Trama e recensione de Il mio giardino persiano (Keyke mahboobe man – 2024)
Registi: Maryam Moghadam e Behtash Sanaeeha
Cast: Lili Farhadpour, Esmaeel Mehrabi, Soraya Orang, Aman Rahimi
Mahin (Lili Farhadpour) è una settantenne, vedova ormai da una vita, che ha imparato a convivere con la sua solitudine. Solo ogni tanto riesce a mitigarla organizzando un pranzo con altre amiche vedove ma la maggior parte del tempo la trascorre a convincersi che restare soli non sia poi così male. In questo pensiero è indubbiamente incentivata dalla repressiva società iraniana, che non vede di buon occhio le frequentazioni tra donne e uomini al di fuori del matrimonio. E le eccezioni non si applicano nemmeno agli anziani.
In virtù del suo carattere combattivo Mahin decide di non darsi per vinta e sfrutta le occasioni che la portano fuori casa – per comprare il pane o per passeggiare in un parco – per cercare di conoscere un uomo. Finché, in un ristorante, non si imbatte in Faramarz (Esmaeel Mehrabi), anch’egli solo da anni e ben contento di accettare l’invito della donna a trascorrere una serata insieme. Con tutte le difficoltà del caso, tra vicini impiccioni e il timore di essere visti da qualcuno…

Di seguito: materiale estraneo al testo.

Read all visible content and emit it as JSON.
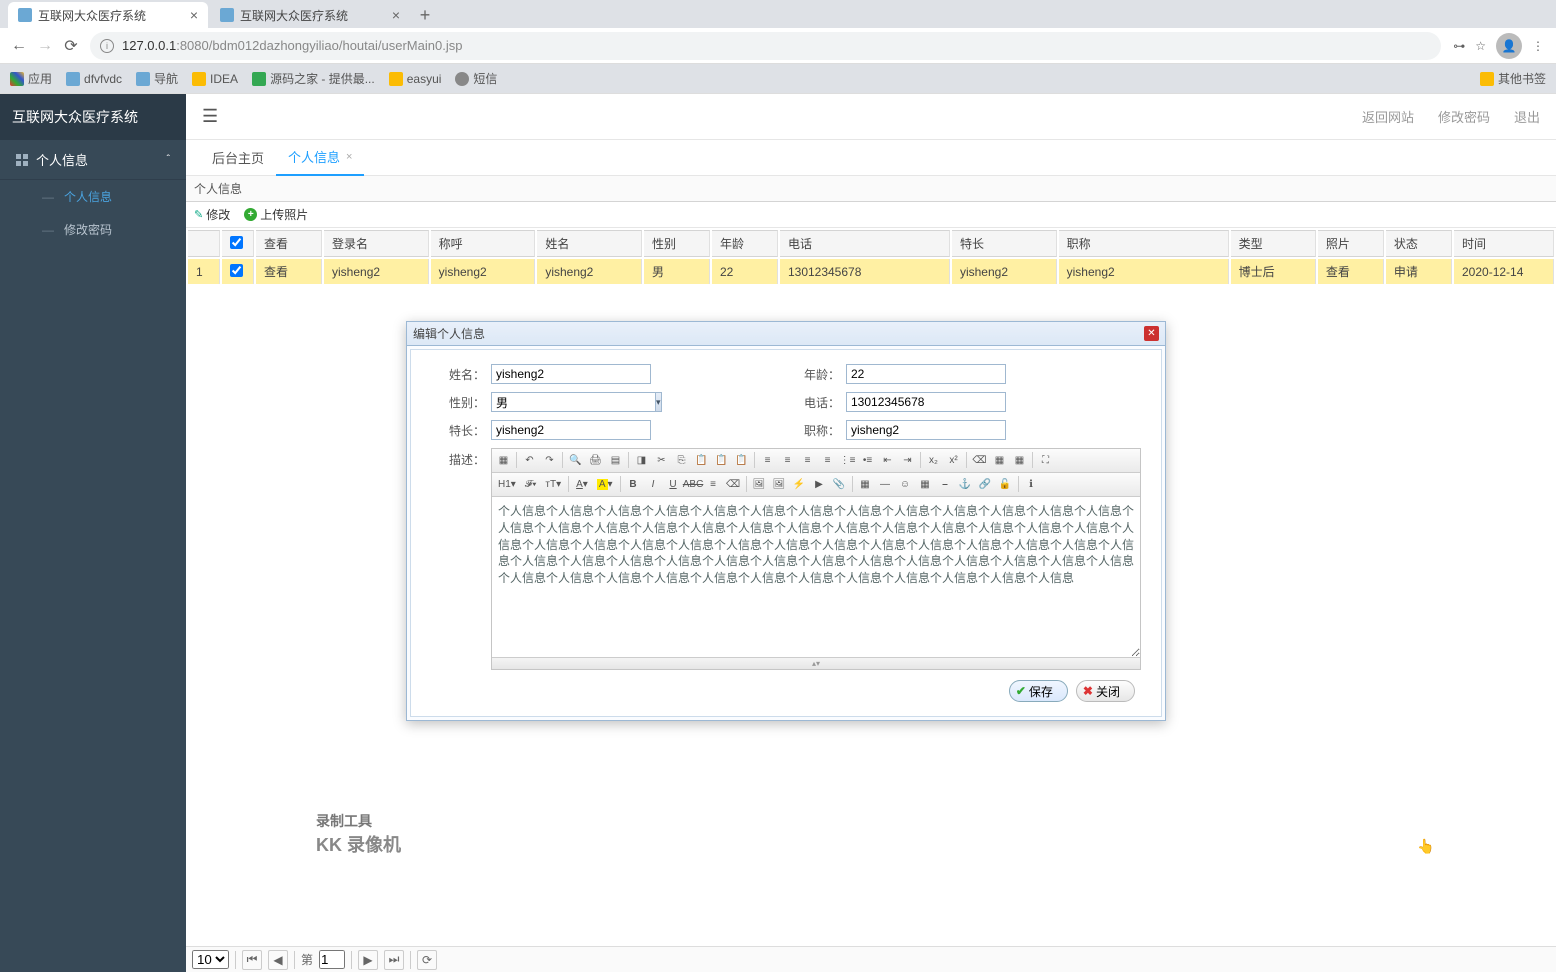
{
  "browser": {
    "tabs": [
      {
        "title": "互联网大众医疗系统",
        "active": true
      },
      {
        "title": "互联网大众医疗系统",
        "active": false
      }
    ],
    "url_host": "127.0.0.1",
    "url_port": ":8080",
    "url_path": "/bdm012dazhongyiliao/houtai/userMain0.jsp",
    "bookmarks": {
      "apps": "应用",
      "items": [
        "dfvfvdc",
        "导航",
        "IDEA",
        "源码之家 - 提供最...",
        "easyui",
        "短信"
      ],
      "other": "其他书签"
    }
  },
  "app": {
    "title": "互联网大众医疗系统",
    "top_actions": [
      "返回网站",
      "修改密码",
      "退出"
    ],
    "nav": {
      "group": "个人信息",
      "items": [
        "个人信息",
        "修改密码"
      ]
    },
    "page_tabs": {
      "home": "后台主页",
      "active": "个人信息"
    },
    "panel_title": "个人信息",
    "toolbar": {
      "edit": "修改",
      "upload": "上传照片"
    },
    "grid": {
      "headers": {
        "view": "查看",
        "login": "登录名",
        "称呼": "称呼",
        "name": "姓名",
        "gender": "性别",
        "age": "年龄",
        "phone": "电话",
        "specialty": "特长",
        "title": "职称",
        "type": "类型",
        "photo": "照片",
        "status": "状态",
        "time": "时间"
      },
      "row": {
        "idx": "1",
        "view": "查看",
        "login": "yisheng2",
        "称呼": "yisheng2",
        "name": "yisheng2",
        "gender": "男",
        "age": "22",
        "phone": "13012345678",
        "specialty": "yisheng2",
        "title": "yisheng2",
        "type": "博士后",
        "photo": "查看",
        "status": "申请",
        "time": "2020-12-14"
      }
    }
  },
  "dialog": {
    "title": "编辑个人信息",
    "fields": {
      "name_label": "姓名：",
      "name_value": "yisheng2",
      "age_label": "年龄：",
      "age_value": "22",
      "gender_label": "性别：",
      "gender_value": "男",
      "phone_label": "电话：",
      "phone_value": "13012345678",
      "specialty_label": "特长：",
      "specialty_value": "yisheng2",
      "title_label": "职称：",
      "title_value": "yisheng2",
      "desc_label": "描述："
    },
    "editor_text": "个人信息个人信息个人信息个人信息个人信息个人信息个人信息个人信息个人信息个人信息个人信息个人信息个人信息个人信息个人信息个人信息个人信息个人信息个人信息个人信息个人信息个人信息个人信息个人信息个人信息个人信息个人信息个人信息个人信息个人信息个人信息个人信息个人信息个人信息个人信息个人信息个人信息个人信息个人信息个人信息个人信息个人信息个人信息个人信息个人信息个人信息个人信息个人信息个人信息个人信息个人信息个人信息个人信息个人信息个人信息个人信息个人信息个人信息个人信息个人信息个人信息个人信息个人信息个人信息个人信息",
    "save": "保存",
    "close": "关闭"
  },
  "watermark": {
    "l1": "录制工具",
    "l2": "KK 录像机"
  },
  "pager": {
    "page": "1"
  }
}
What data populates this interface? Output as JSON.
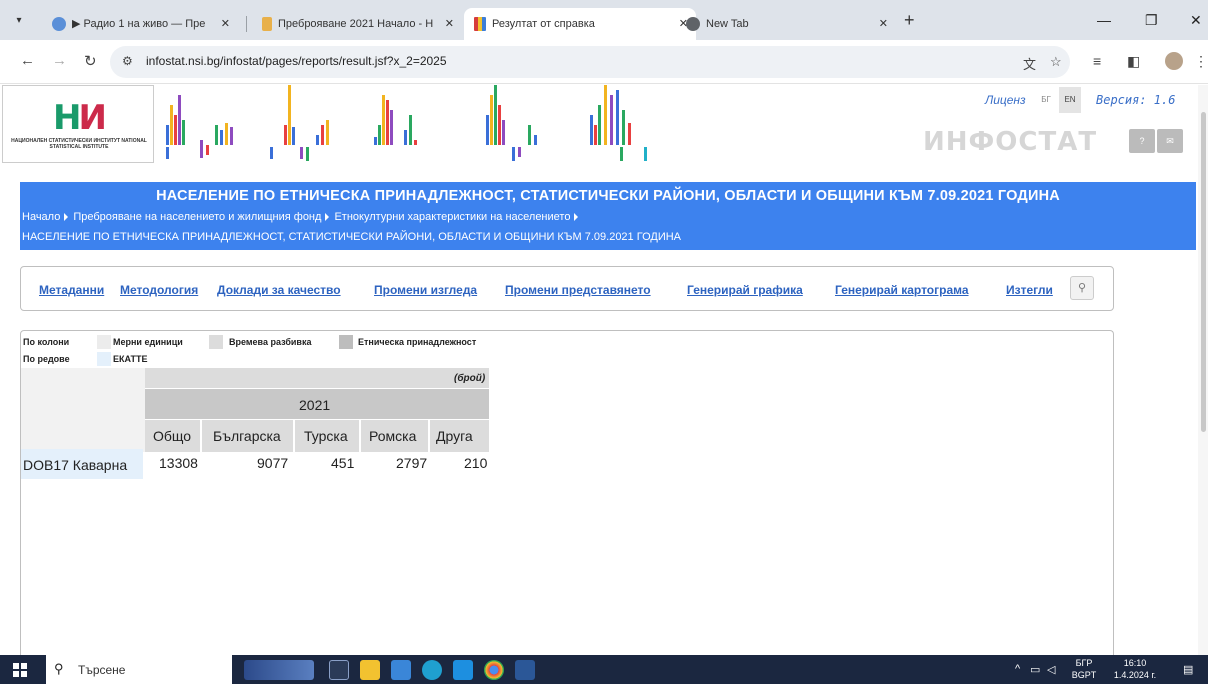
{
  "browser": {
    "tabs": [
      {
        "title": "▶ Радио 1 на живо — Пре",
        "active": false
      },
      {
        "title": "Преброяване 2021 Начало - Н",
        "active": false
      },
      {
        "title": "Резултат от справка",
        "active": true
      },
      {
        "title": "New Tab",
        "active": false
      }
    ],
    "tab_close": "✕",
    "new_tab": "+",
    "url": "infostat.nsi.bg/infostat/pages/reports/result.jsf?x_2=2025"
  },
  "header": {
    "logo_text": "НАЦИОНАЛЕН СТАТИСТИЧЕСКИ ИНСТИТУТ NATIONAL STATISTICAL INSTITUTE",
    "license": "Лиценз",
    "lang_bg": "БГ",
    "lang_en": "EN",
    "version": "Версия: 1.6",
    "brand": "ИНФОСТАТ",
    "help_btn": "?",
    "mail_btn": "✉"
  },
  "banner": {
    "title": "НАСЕЛЕНИЕ ПО ЕТНИЧЕСКА ПРИНАДЛЕЖНОСТ, СТАТИСТИЧЕСКИ РАЙОНИ, ОБЛАСТИ И ОБЩИНИ КЪМ 7.09.2021 ГОДИНА",
    "crumbs": [
      "Начало",
      "Преброяване на населението и жилищния фонд",
      "Етнокултурни характеристики на населението"
    ],
    "crumb_last": "НАСЕЛЕНИЕ ПО ЕТНИЧЕСКА ПРИНАДЛЕЖНОСТ, СТАТИСТИЧЕСКИ РАЙОНИ, ОБЛАСТИ И ОБЩИНИ КЪМ 7.09.2021 ГОДИНА"
  },
  "menu": {
    "metadata": "Метаданни",
    "methodology": "Методология",
    "quality": "Доклади за качество",
    "change_view": "Промени изгледа",
    "change_repr": "Промени представянето",
    "gen_chart": "Генерирай графика",
    "gen_map": "Генерирай картограма",
    "download": "Изтегли"
  },
  "layout_dims": {
    "by_columns": "По колони",
    "by_rows": "По редове",
    "units": "Мерни единици",
    "time": "Времева разбивка",
    "ethnic": "Етническа принадлежност",
    "ekatte": "ЕКАТТЕ"
  },
  "table": {
    "unit": "(брой)",
    "year": "2021",
    "columns": [
      "Общо",
      "Българска",
      "Турска",
      "Ромска",
      "Друга"
    ],
    "row_label": "DOB17 Каварна",
    "values": [
      "13308",
      "9077",
      "451",
      "2797",
      "210"
    ]
  },
  "taskbar": {
    "search": "Търсене",
    "lang": "БГР",
    "layout": "BGPT",
    "time": "16:10",
    "date": "1.4.2024 г."
  }
}
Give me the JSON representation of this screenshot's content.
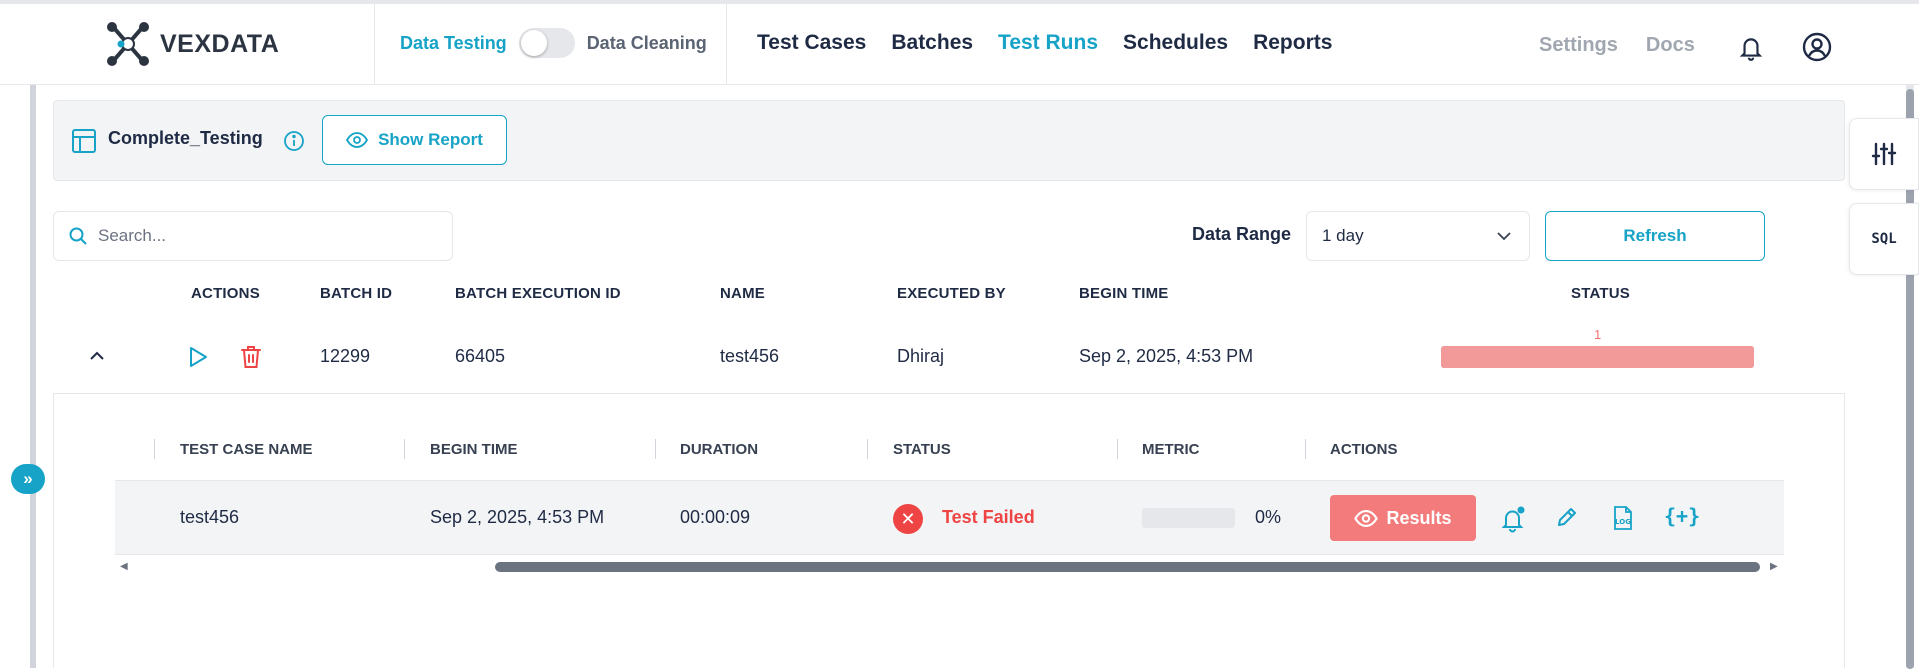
{
  "header": {
    "logo_text": "VEXDATA",
    "mode_active": "Data Testing",
    "mode_inactive": "Data Cleaning",
    "nav": [
      {
        "label": "Test Cases",
        "active": false
      },
      {
        "label": "Batches",
        "active": false
      },
      {
        "label": "Test Runs",
        "active": true
      },
      {
        "label": "Schedules",
        "active": false
      },
      {
        "label": "Reports",
        "active": false
      }
    ],
    "right_nav": [
      "Settings",
      "Docs"
    ],
    "icons": [
      "bell-icon",
      "user-icon"
    ]
  },
  "side_buttons": {
    "filter_icon": "sliders-icon",
    "sql_label": "SQL"
  },
  "panel": {
    "title": "Complete_Testing",
    "show_report_label": "Show Report"
  },
  "toolbar": {
    "search_placeholder": "Search...",
    "range_label": "Data Range",
    "range_value": "1 day",
    "refresh_label": "Refresh"
  },
  "table": {
    "columns": [
      "ACTIONS",
      "BATCH ID",
      "BATCH EXECUTION ID",
      "NAME",
      "EXECUTED BY",
      "BEGIN TIME",
      "STATUS"
    ],
    "rows": [
      {
        "batch_id": "12299",
        "batch_execution_id": "66405",
        "name": "test456",
        "executed_by": "Dhiraj",
        "begin_time": "Sep 2, 2025, 4:53 PM",
        "status_failed_count": "1",
        "status_failed_fraction": 1.0
      }
    ]
  },
  "subtable": {
    "columns": [
      "TEST CASE NAME",
      "BEGIN TIME",
      "DURATION",
      "STATUS",
      "METRIC",
      "ACTIONS"
    ],
    "rows": [
      {
        "test_case_name": "test456",
        "begin_time": "Sep 2, 2025, 4:53 PM",
        "duration": "00:00:09",
        "status": "Test Failed",
        "metric_percent": 0,
        "metric_label": "0%",
        "results_label": "Results",
        "log_label": "LOG",
        "json_label": "{+}"
      }
    ]
  },
  "colors": {
    "accent": "#16a3c7",
    "failed": "#ef4444",
    "failed_bar": "#f2999a",
    "results_button": "#f47b7b"
  }
}
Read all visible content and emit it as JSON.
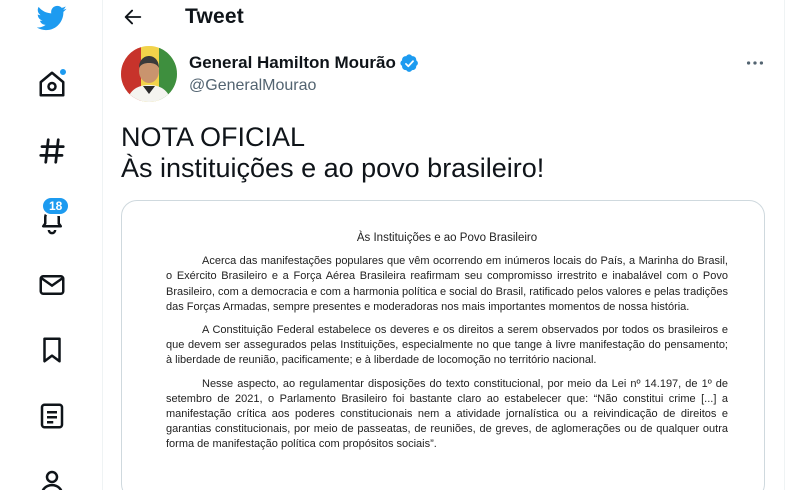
{
  "header": {
    "title": "Tweet"
  },
  "sidebar": {
    "notifications_badge": "18"
  },
  "author": {
    "display_name": "General Hamilton Mourão",
    "handle": "@GeneralMourao"
  },
  "tweet": {
    "line1": "NOTA OFICIAL",
    "line2": "Às instituições e ao povo brasileiro!"
  },
  "document": {
    "title": "Às Instituições e ao Povo Brasileiro",
    "paragraphs": [
      "Acerca das manifestações populares que vêm ocorrendo em inúmeros locais do País, a Marinha do Brasil, o Exército Brasileiro e a Força Aérea Brasileira reafirmam seu compromisso irrestrito e inabalável com o Povo Brasileiro, com a democracia e com a harmonia política e social do Brasil, ratificado pelos valores e pelas tradições das Forças Armadas, sempre presentes e moderadoras nos mais importantes momentos de nossa história.",
      "A Constituição Federal estabelece os deveres e os direitos a serem observados por todos os brasileiros e que devem ser assegurados pelas Instituições, especialmente no que tange à livre manifestação do pensamento; à liberdade de reunião, pacificamente; e à liberdade de locomoção no território nacional.",
      "Nesse aspecto, ao regulamentar disposições do texto constitucional, por meio da Lei nº 14.197, de 1º de setembro de 2021, o Parlamento Brasileiro foi bastante claro ao estabelecer que: “Não constitui crime [...] a manifestação crítica aos poderes constitucionais nem a atividade jornalística ou a reivindicação de direitos e garantias constitucionais, por meio de passeatas, de reuniões, de greves, de aglomerações ou de qualquer outra forma de manifestação política com propósitos sociais”."
    ]
  },
  "colors": {
    "accent": "#1d9bf0",
    "text": "#0f1419",
    "muted": "#536471",
    "border": "#cfd9de"
  }
}
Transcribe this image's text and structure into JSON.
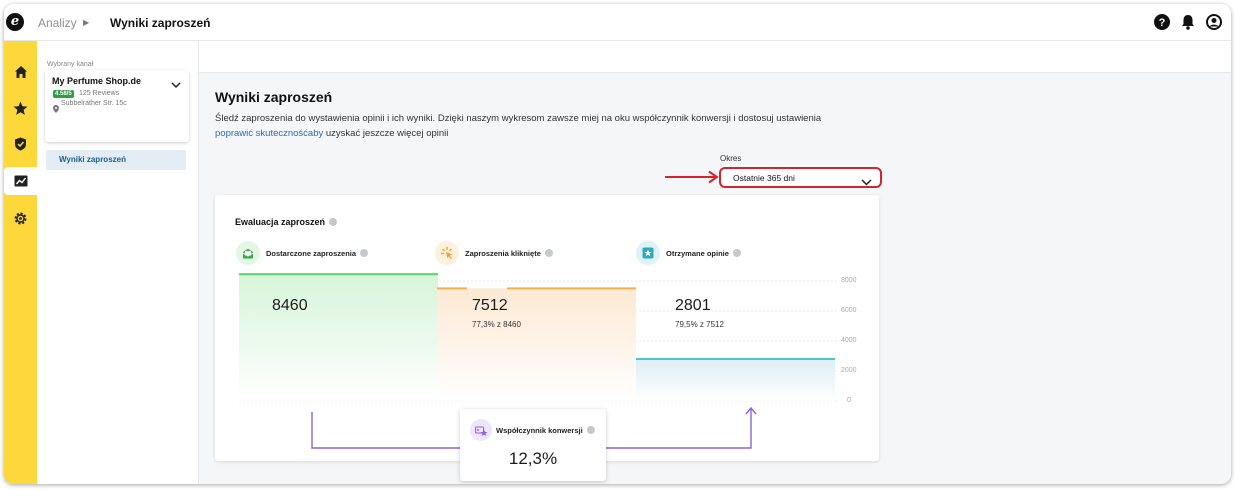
{
  "breadcrumb": {
    "parent": "Analizy",
    "current": "Wyniki zaproszeń"
  },
  "topbar_icons": [
    "help-icon",
    "bell-icon",
    "user-icon"
  ],
  "rail": {
    "items": [
      "home-icon",
      "star-icon",
      "shield-icon",
      "chart-icon",
      "gear-icon"
    ],
    "active": "chart-icon",
    "color": "#fdd83a"
  },
  "sidebar": {
    "channel_label": "Wybrany kanał",
    "shop": {
      "name": "My Perfume Shop.de",
      "score": "4.58/5",
      "reviews": "125 Reviews",
      "address": "Subbelrather Str. 15c"
    },
    "active_item": "Wyniki zaproszeń"
  },
  "page": {
    "title": "Wyniki zaproszeń",
    "description": "Śledź zaproszenia do wystawienia opinii i ich wyniki. Dzięki naszym wykresom zawsze miej na oku współczynnik konwersji i dostosuj ustawienia",
    "link_text": "poprawić skutecznośćaby",
    "description_tail": " uzyskać jeszcze więcej opinii"
  },
  "period": {
    "label": "Okres",
    "value": "Ostatnie 365 dni",
    "highlight_color": "#d5232f"
  },
  "card": {
    "title": "Ewaluacja zaproszeń",
    "metrics": [
      {
        "label": "Dostarczone zaproszenia",
        "value": "8460",
        "sub": ""
      },
      {
        "label": "Zaproszenia kliknięte",
        "value": "7512",
        "sub": "77,3% z 8460"
      },
      {
        "label": "Otrzymane opinie",
        "value": "2801",
        "sub": "79,5% z 7512"
      }
    ],
    "conversion": {
      "label": "Współczynnik konwersji",
      "value": "12,3%"
    }
  },
  "chart_data": {
    "type": "bar",
    "categories": [
      "Dostarczone zaproszenia",
      "Zaproszenia kliknięte",
      "Otrzymane opinie"
    ],
    "values": [
      8460,
      7512,
      2801
    ],
    "yticks": [
      "8000",
      "6000",
      "4000",
      "2000",
      "0"
    ],
    "ylim": [
      0,
      8000
    ],
    "colors": [
      "#5ed66a",
      "#f5b04a",
      "#4fc4d4"
    ]
  }
}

Il tempo che Mahin e Faramarz trascorrono nell’appartamento di lei è il “cuore” de Il mio giardino persiano, pellicola firmata dai registi Maryam Moghadam e Behtash Sanaeeha. Ma ne definisce anche i limiti.
I momenti che l’improvvisata coppia vive sono quelli di una forte connessione, dove anni di solitudine e silenzi vengono colmati con musica, risate, sentimenti e parole. L’urgenza emotiva dei due anziani si riversa nel desiderio di condivisione e annulla le distanze che, inevitabilmente, dovrebbero esserci tra due sconosciuti.
La loro ingenuità, il loro entusiasmo scaldano l’anima ma la rapidità con cui entrano in intimità, superando l’iniziale imbarazzo, e le reciproche dichiarazioni d’amore suonano un po’ forzate e mi hanno lasciato una sensazione di disagio. Ma forse quando il tempo che resta da vivere è poco, non ha senso farsi condizionare dal passato e dalla paura di dire quello che si prova… E questa è una lezione che dovrebbe imparare anche chi di tempo ne ha di più.
Difficile dare un giudizio su Il mio giardino persiano senza parlare del colpo di scena finale (dunque se non avete ancora visto il film vi consiglio di fermarvi qui a leggere), che arriva non esattamente inaspettato ma che sembra non dare scampo al desiderio di rinascita della protagonista, con la vita che – andando ironicamente a sostituirsi all’azione censoria della società iraniana – sembra punirla per aver osato inseguire un pezzetto di felicità.
Probabilmente l’espressione “mai una gioia” in Iran non la conoscono (anche se la vivono quotidianamente sulla propria pelle molto più di noi).